In our first two Chalk Talk video’s we explained what Varnish is and how it works. In this third Chalk Talk video, we look at how you can optimize your content for Varnish. How do make sure that the right pages are being cached and that the pages are being cached the right way? Because that is the only way to provide your websites visitors with an optimal experience. (Hint: at the bottom you can easily turn on Dutch or English subtitles)
The written text of this Chalk Talk, “How to optimize content for Varnish?
Welcome to Chalk Talk, a series of video’s where we explain complex technologies using a single Chalk Board. In this video we take a look under Varnish’s hood, at the heart, the caching-engine.
Optimizing content for Varnish
In a previous video, you saw that there’s a caching part in the middle of the entire workflow. That is where the magic of Varnish happens. To see exactly how this happens, we’ll pretend to surf to this URL. So we’re surfing to nucleus.be/varnish. When you type that into a browser, you’ll see a page about Varnish. What does this look like to Varnish?
To start, the user will make a browser request with a lot of meta data about that specific page. Meta data like “What host do you want to contact?” What is the URL of the page? What protocol will you use to gain access?
In the http-protocol this looks like a simply key value separation of key and data. You have a key: the host header. That is nucleus.be. This one. It’s possible you have cookies because you are logging in and all you cookies are sent along.
You’re asking Varnish for a GET-method. You also add extra headers like an ACCEPT header, for example because you want json responses instead of an html response. All of that, usually a little over 10 headers, is sent to Varnish.
The hashing engine
Varnish will receive everything and put these headers in a sort of hashing engine. That creates a unique hash for that request. That hash will be searched for in the cache.
That is an enormous database of records, where every record has a name, the hash. And when it is found Varnish will extract it and send back to the user.
If it can’t be found we have to send a request to the webserver or the backend. What will actually happen is that your browser sends over ten different headers. But we, and Varnish, can determine which headers differentiate between me and a colleague.
Different cookies, different cache
I might be visiting nucleus.be with a certain amount of cookies. When someone who has the exact same cookies and host-header visits this page, Varnish will answer. If there’s a difference in the values of the host header or cookies, you visit www.nucleus.be instead of nucleus.be, Varnish will send it through its hashing engine and you’ll get a different hash, because the input was different.

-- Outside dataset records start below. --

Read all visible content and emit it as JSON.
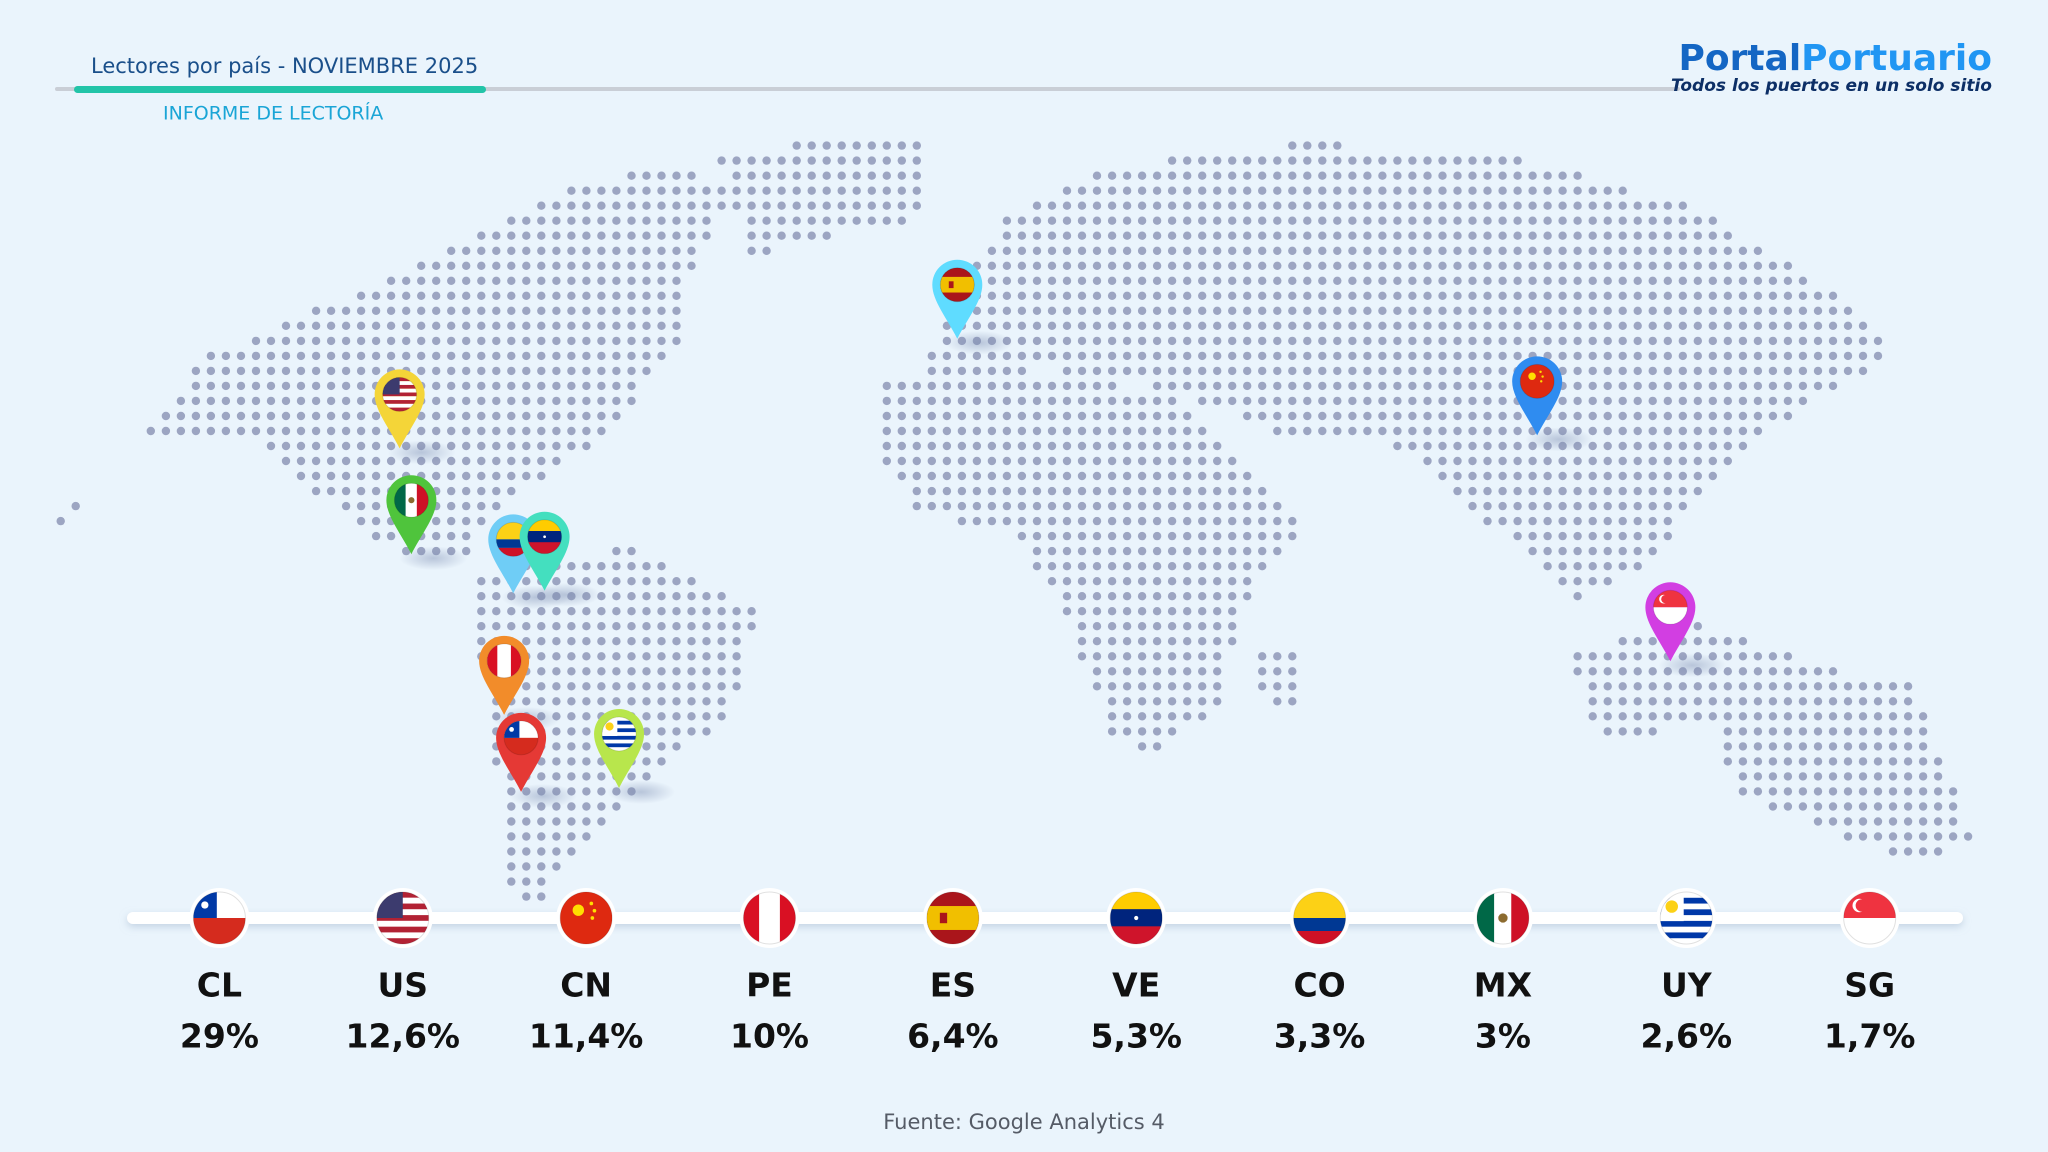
{
  "header": {
    "title": "Lectores por país - NOVIEMBRE 2025",
    "subtitle": "INFORME DE LECTORÍA"
  },
  "brand": {
    "name_part1": "Portal",
    "name_part2": "Portuario",
    "tagline": "Todos los puertos en un solo sitio"
  },
  "countries": [
    {
      "code": "CL",
      "share": "29%"
    },
    {
      "code": "US",
      "share": "12,6%"
    },
    {
      "code": "CN",
      "share": "11,4%"
    },
    {
      "code": "PE",
      "share": "10%"
    },
    {
      "code": "ES",
      "share": "6,4%"
    },
    {
      "code": "VE",
      "share": "5,3%"
    },
    {
      "code": "CO",
      "share": "3,3%"
    },
    {
      "code": "MX",
      "share": "3%"
    },
    {
      "code": "UY",
      "share": "2,6%"
    },
    {
      "code": "SG",
      "share": "1,7%"
    }
  ],
  "source": "Fuente: Google Analytics 4"
}
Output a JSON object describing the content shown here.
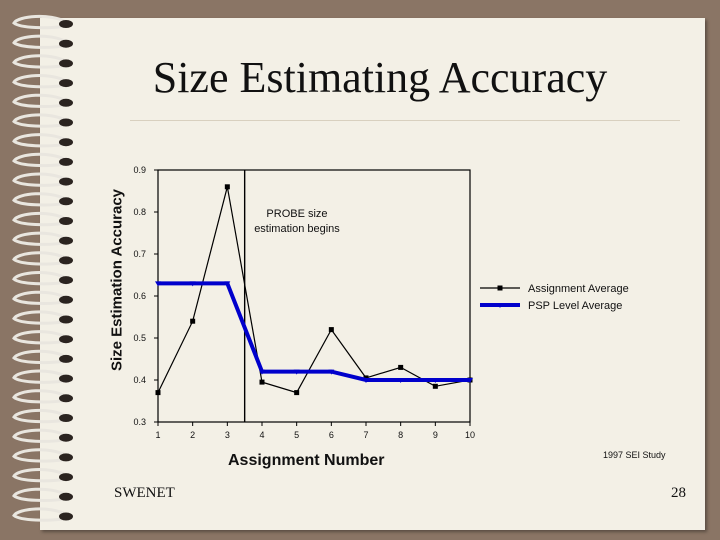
{
  "slide": {
    "title": "Size Estimating Accuracy",
    "footer_left": "SWENET",
    "page_number": "28",
    "source_note": "1997 SEI Study"
  },
  "chart_data": {
    "type": "line",
    "x": [
      1,
      2,
      3,
      4,
      5,
      6,
      7,
      8,
      9,
      10
    ],
    "ylabel": "Size Estimation Accuracy",
    "xlabel": "Assignment Number",
    "ylim": [
      0.3,
      0.9
    ],
    "xticks": [
      "1",
      "2",
      "3",
      "4",
      "5",
      "6",
      "7",
      "8",
      "9",
      "10"
    ],
    "yticks": [
      "0.3",
      "0.4",
      "0.5",
      "0.6",
      "0.7",
      "0.8",
      "0.9"
    ],
    "series": [
      {
        "name": "Assignment Average",
        "values": [
          0.37,
          0.54,
          0.86,
          0.395,
          0.37,
          0.52,
          0.405,
          0.43,
          0.385,
          0.4
        ],
        "color": "#000000"
      },
      {
        "name": "PSP Level Average",
        "values": [
          0.63,
          0.63,
          0.63,
          0.42,
          0.42,
          0.42,
          0.4,
          0.4,
          0.4,
          0.4
        ],
        "color": "#0000cc"
      }
    ],
    "annotation": {
      "line_1": "PROBE size",
      "line_2": "estimation begins",
      "x_value": 3.5
    },
    "legend_position": "right",
    "grid": false
  }
}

The same applies if we would visit Varnish with the Google Analytics Campaign parameters. Those typical UTM-parameters in the URL. It becomes a different URL and that produces a different hash. This means that this page can probably be reached through ten or twenty different URLs by adding a ? or other parameters.
Hints for developers
This creates all sorts of permutations: changes in the cache. What’s important for you as developer or website administrator? Try to keep your URL as clean as possible. Make your host-header uniform. Turn them all into www.nucleus.be or drop the www everywhere. Do this consistently across the entire site. Also rewrite pages that have a different header to this header.
The same is valid for the URL you visit. In your code it may not be case sensitive, but it is to Varnish. Don’t start adding parameters randomly. Keep everything as clean as possible.
But the really annoying part is the cookies. If you use session ID’s, PHP or Ruby, it doesn’t matter, in the end the session ID’s of my colleague and I will still be different and unique.
My session-ID will identify me as a unique visitor. My colleague’s session-ID does the same for him. Because of that session ID’s that are stored in the cookies will create unique hashing results in Varnish. But do you always need a session-ID?
Perhaps you only need it when there’s a shopping cart or when you’re logged in? But if you generate a session ID for every visitor to your site, then every visitor will look like a unique visitor to Varnish.
Only generate session ID’s when they are needed, keep your cookies clean and as limited as possible, because every cookies you add (a language cookie, a preference cookie, etc.) will create a different version of the hash and the Varnish cache.
This part can grow very rapidly because every version is stored. Ideally this is as small as possible as well.
A brief summary
AWhen you have a website with a URL it uses a protocol. This can be HTTP or HTTPS. That doesn’t really matter to Varnish because Varnish doesn’t deal with HTTPS itself. Something will be before Varnish for HTTPS. Technically it’s another proxy before Varnish.
Everything Varnish sees are HTTP requests. Then you have your host-header: what website are you trying to reach? And your URL with a set of cookies.
And from all extra headers that are sent, we can choose those we think are good and those we think aren’t good. If your application has extra headers that are very important to determine the hash and the uniqueness, we can also add or remove them.
Keep this as clean as possible! Keep your cookies as clean as possible! Then you should be getting the same hash for reaching the same page.
Next time on Chalk Talk?
In the next video we’ll take a look at how you can delve deeper and how you solve problems or determine why a certain page is stored and another isn’t. See you soon for a new episode of Chalk Talk!